"Retouching" defined and Print details

What do we mean when a photograph is ‘edited’ versus ‘retouched’??  Others may use the words interchangeably, but this is what we deliver.

“Edited” means we digitally corrected color, corrected exposure, and cropped images similar to a manual darkroom processing.

“Retouching” means taking that edited image, and processing it further to enhance to another level.

Retouching is skin smoothing, teeth whitening, lint removing, blemish/scar erasing type of work that is based on our best judgment.

It doesn’t mean that you aren’t beautiful just as you are, but we take an extra step to deliver beautifully finished images of you.

Babies and brides alike can benefit from retouching because our skin is translucent, and the camera can identify things our eyes are trained not to see.

Below are five examples:  The image on the left is edited, and image on the right is edited+retouched.

Notice how the image on the left is perfectly a good image.  But see how retouching adds even more.

On top of the retouching, we add an extra step to make your image ideal for the output media.  What we do for an album page is different from a print, versus a canvas wrap.

Once an image has been retouched and processed for the optimum output media, it received one of two things.  If it is a canvas print/wrap, it receives my personal signature.

If it is a print, it receives a small digital logo, between 1/2″ an inch to 3/4″ wide in one of the lower corners of the image.

This is not ‘adverstisement’ but a stamp of claim/approval that the artist inspected and approved the product.  For my clients who value the extra steps and order their prints through me, it also sets apart the prints that I made versus prints that an automated printer may have handled.

Albums receive a logo at the last page.

For those who wonder why the images I post on Facebook or blog usually has my faint logo mark and the faint floral pattern on it, this is what’s defined as  a ‘watermark’ in the visual industry.  One purpose is to discourage grabbing a professional work without giving credit to the creator, and two, a reminder that any image that has the ‘watermark’ on it is not fit to be printed, because the resolution is far too low to be printed with integrity.  Only my low resolution image get the pattern and watermark below.

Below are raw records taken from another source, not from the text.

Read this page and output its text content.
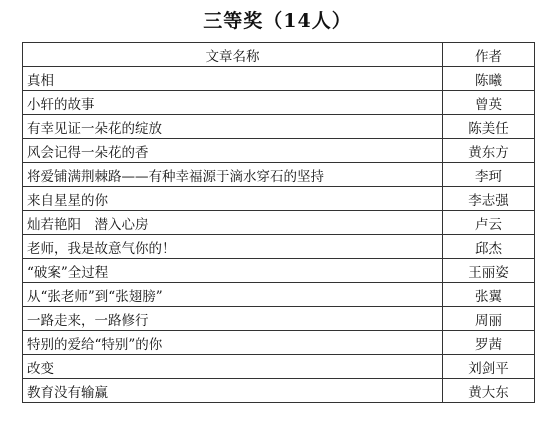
三等奖（14人）
文章名称	作者
真相	陈曦
小轩的故事	曾英
有幸见证一朵花的绽放	陈美任
风会记得一朵花的香	黄东方
将爱铺满荆棘路——有种幸福源于滴水穿石的坚持	李珂
来自星星的你	李志强
灿若艳阳　潜入心房	卢云
老师，我是故意气你的！	邱杰
“破案”全过程	王丽姿
从“张老师”到“张翅膀”	张翼
一路走来，一路修行	周丽
特别的爱给“特别”的你	罗茜
改变	刘剑平
教育没有输赢	黄大东
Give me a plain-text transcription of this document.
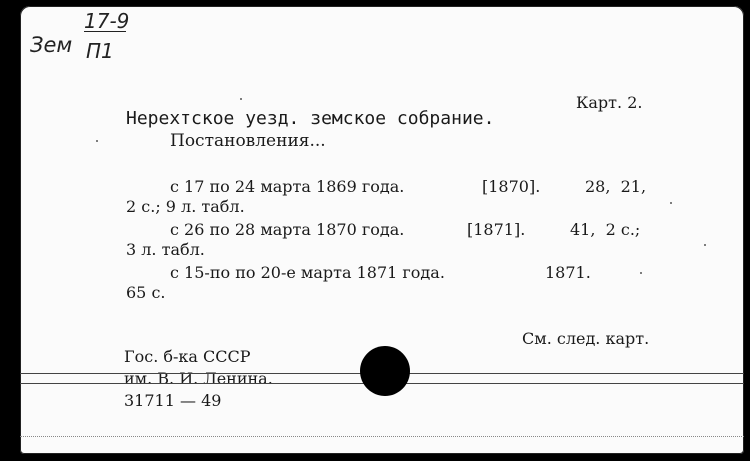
17-9
Зем П1
Карт. 2.
Нерехтское уезд. земское собрание.
Постановления...
с 17 по 24 марта 1869 года.	[1870].	28,  21,
2 с.; 9 л. табл.
с 26 по 28 марта 1870 года.	[1871].	41,  2 с.;
3 л. табл.
с 15-по по 20-е марта 1871 года.	1871.
65 с.
См. след. карт.
Гос. б-ка СССР
им. В. И. Ленина.
31711 — 49
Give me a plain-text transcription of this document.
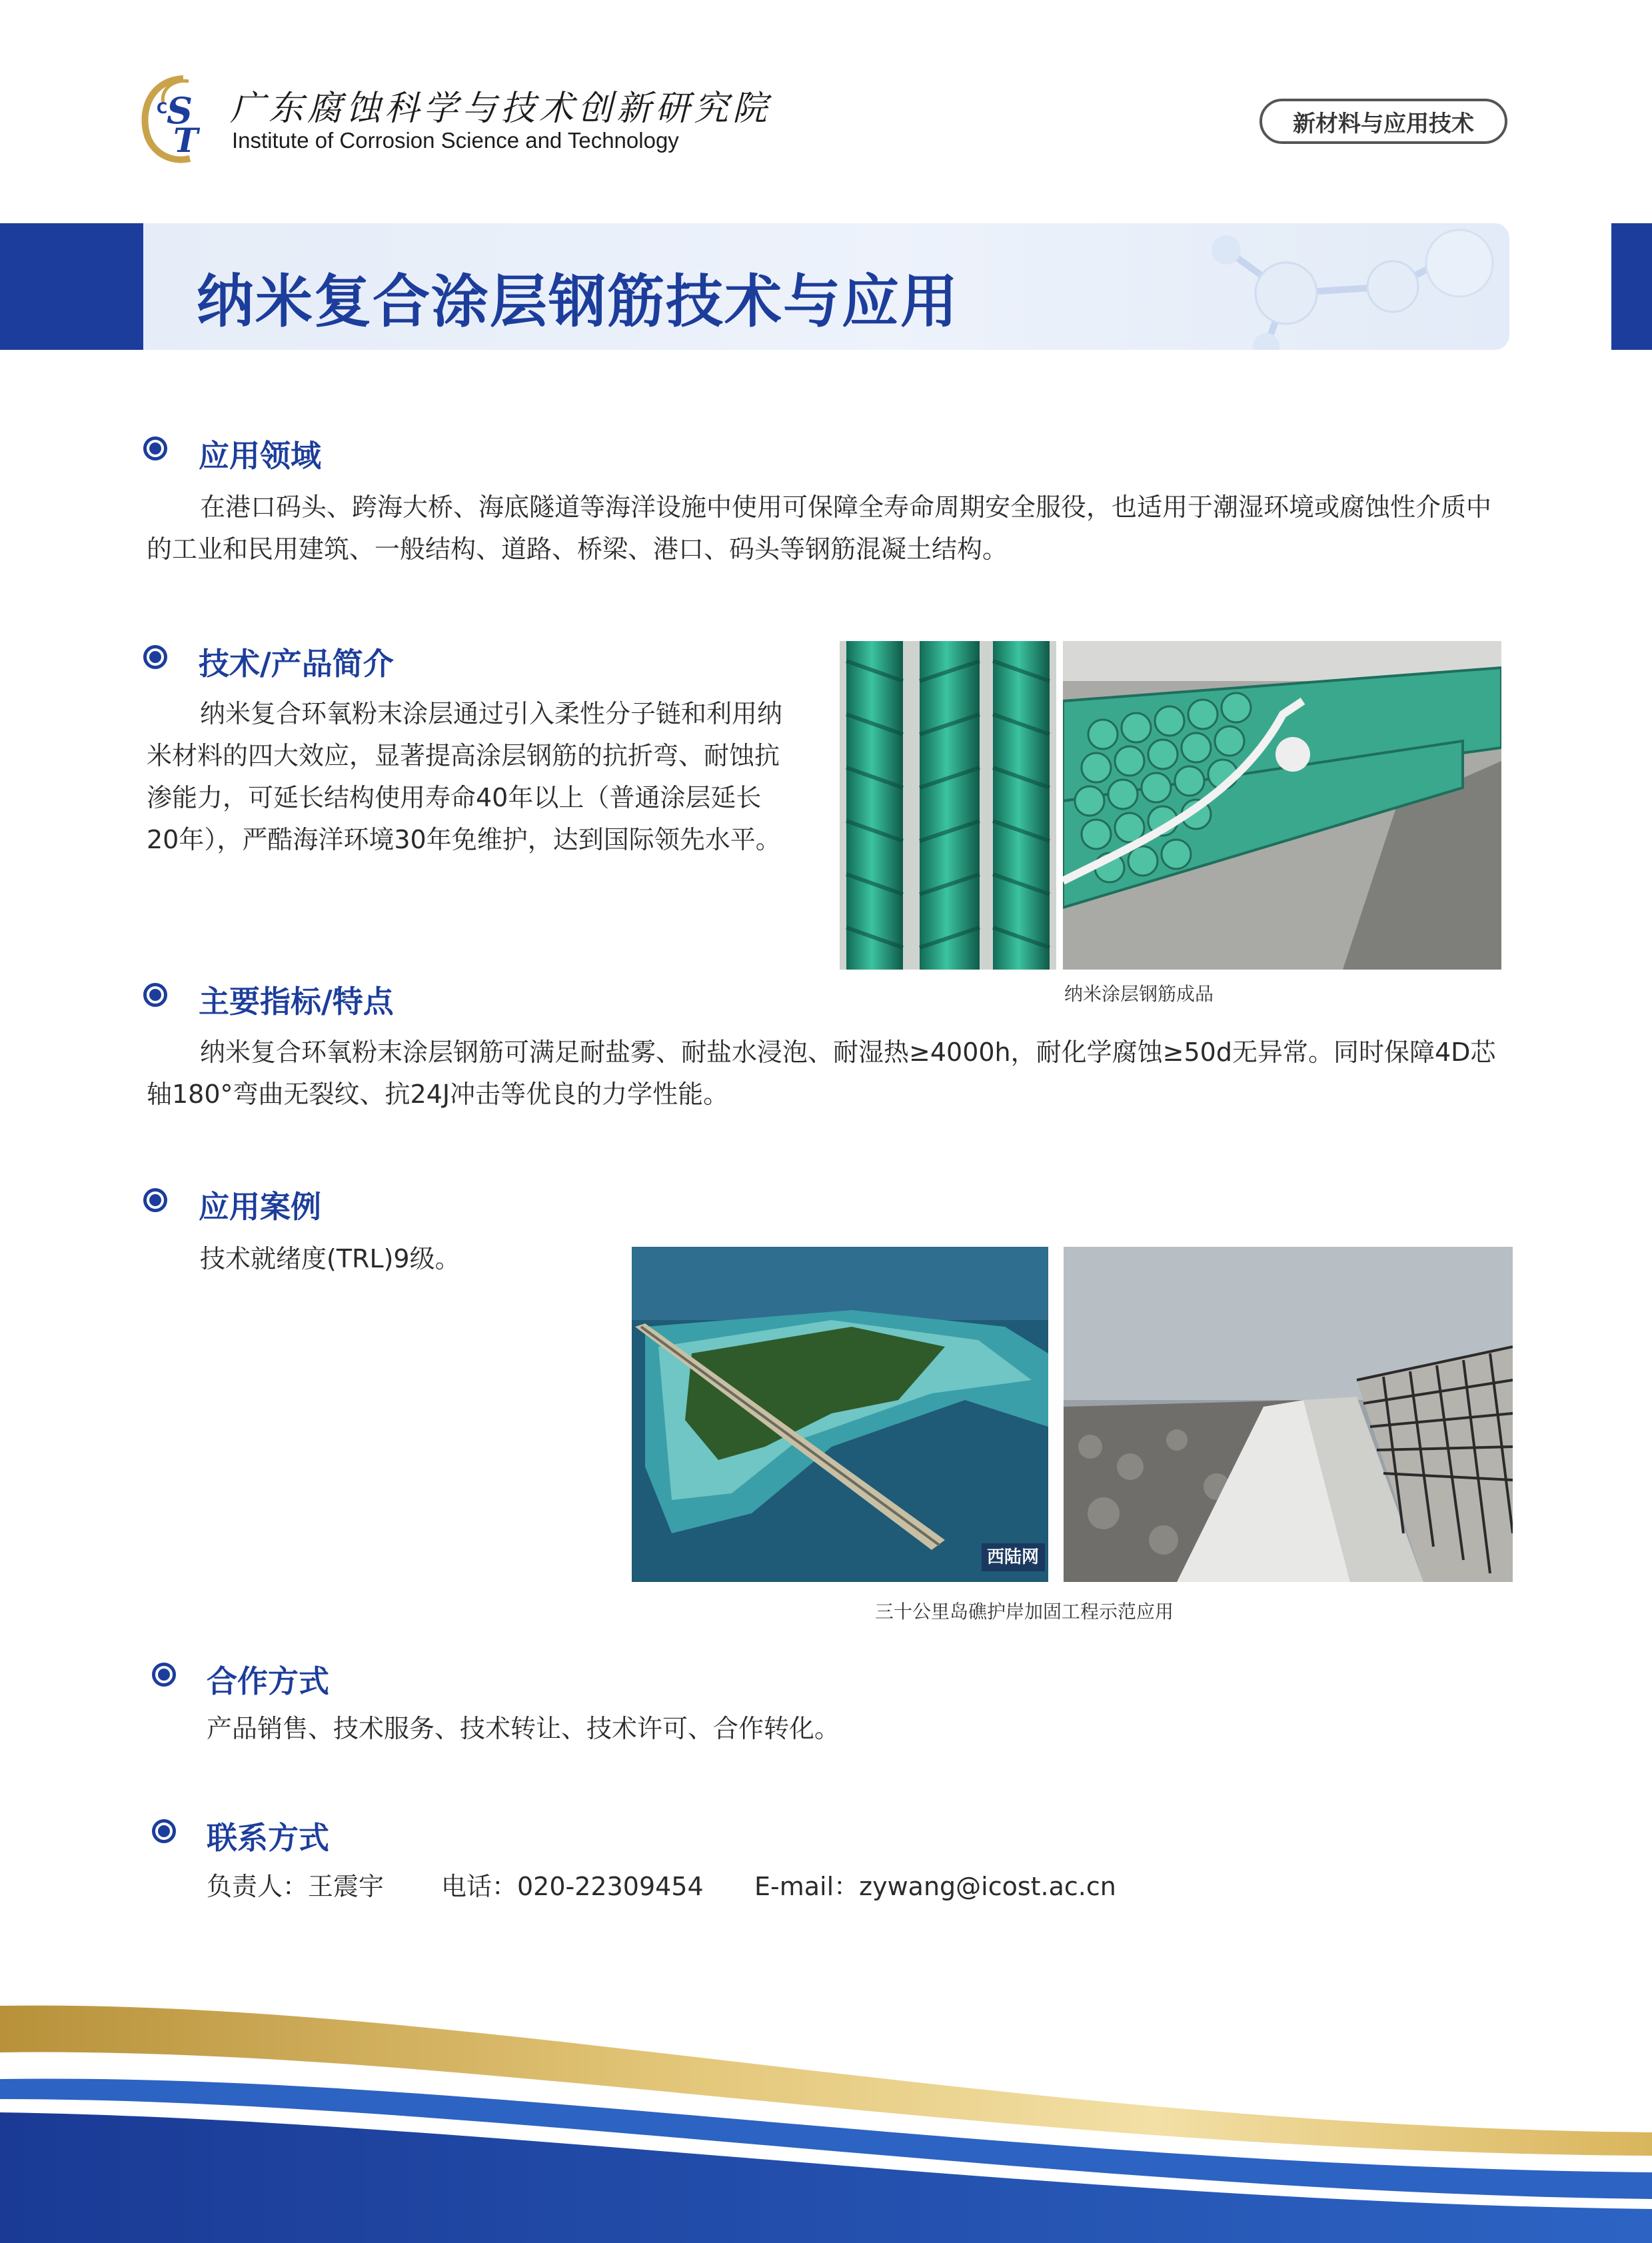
S
T
C 广东腐蚀科学与技术创新研究院
Institute of Corrosion Science and Technology
新材料与应用技术
纳米复合涂层钢筋技术与应用
应用领域
在港口码头、跨海大桥、海底隧道等海洋设施中使用可保障全寿命周期安全服役，也适用于潮湿环境或腐蚀性介质中的工业和民用建筑、一般结构、道路、桥梁、港口、码头等钢筋混凝土结构。
技术/产品简介
纳米复合环氧粉末涂层通过引入柔性分子链和利用纳米材料的四大效应，显著提高涂层钢筋的抗折弯、耐蚀抗渗能力，可延长结构使用寿命40年以上（普通涂层延长20年），严酷海洋环境30年免维护，达到国际领先水平。
纳米涂层钢筋成品
主要指标/特点
纳米复合环氧粉末涂层钢筋可满足耐盐雾、耐盐水浸泡、耐湿热≥4000h，耐化学腐蚀≥50d无异常。同时保障4D芯轴180°弯曲无裂纹、抗24J冲击等优良的力学性能。
应用案例
技术就绪度(TRL)9级。
西陆网
三十公里岛礁护岸加固工程示范应用
合作方式
产品销售、技术服务、技术转让、技术许可、合作转化。
联系方式
负责人：王震宇 电话：020-22309454 E-mail：zywang@icost.ac.cn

Art collectors will tell you, that if you have an original art work without the signature of the artist, the art will not have the investment value, or possibly be quoted ‘worthless.’  For those of us photographers who do sign our work, or logo mark our work, we’d like to mention that if  a photographer isn’t proud enough to put their name on their photograph, what sets the professional apart from the hobbyist?   The traditional portrait studios did, and stil do mark their prints with a metallic logo embosser.  The studios that do not, are often retail chains where the cameras are operated by a student who is working off of a checklist rather than with photography training.

Hope this was helpful!  In conclusion, only the retouched, artist approved, ‘finished’ products receive a logo mark/signature.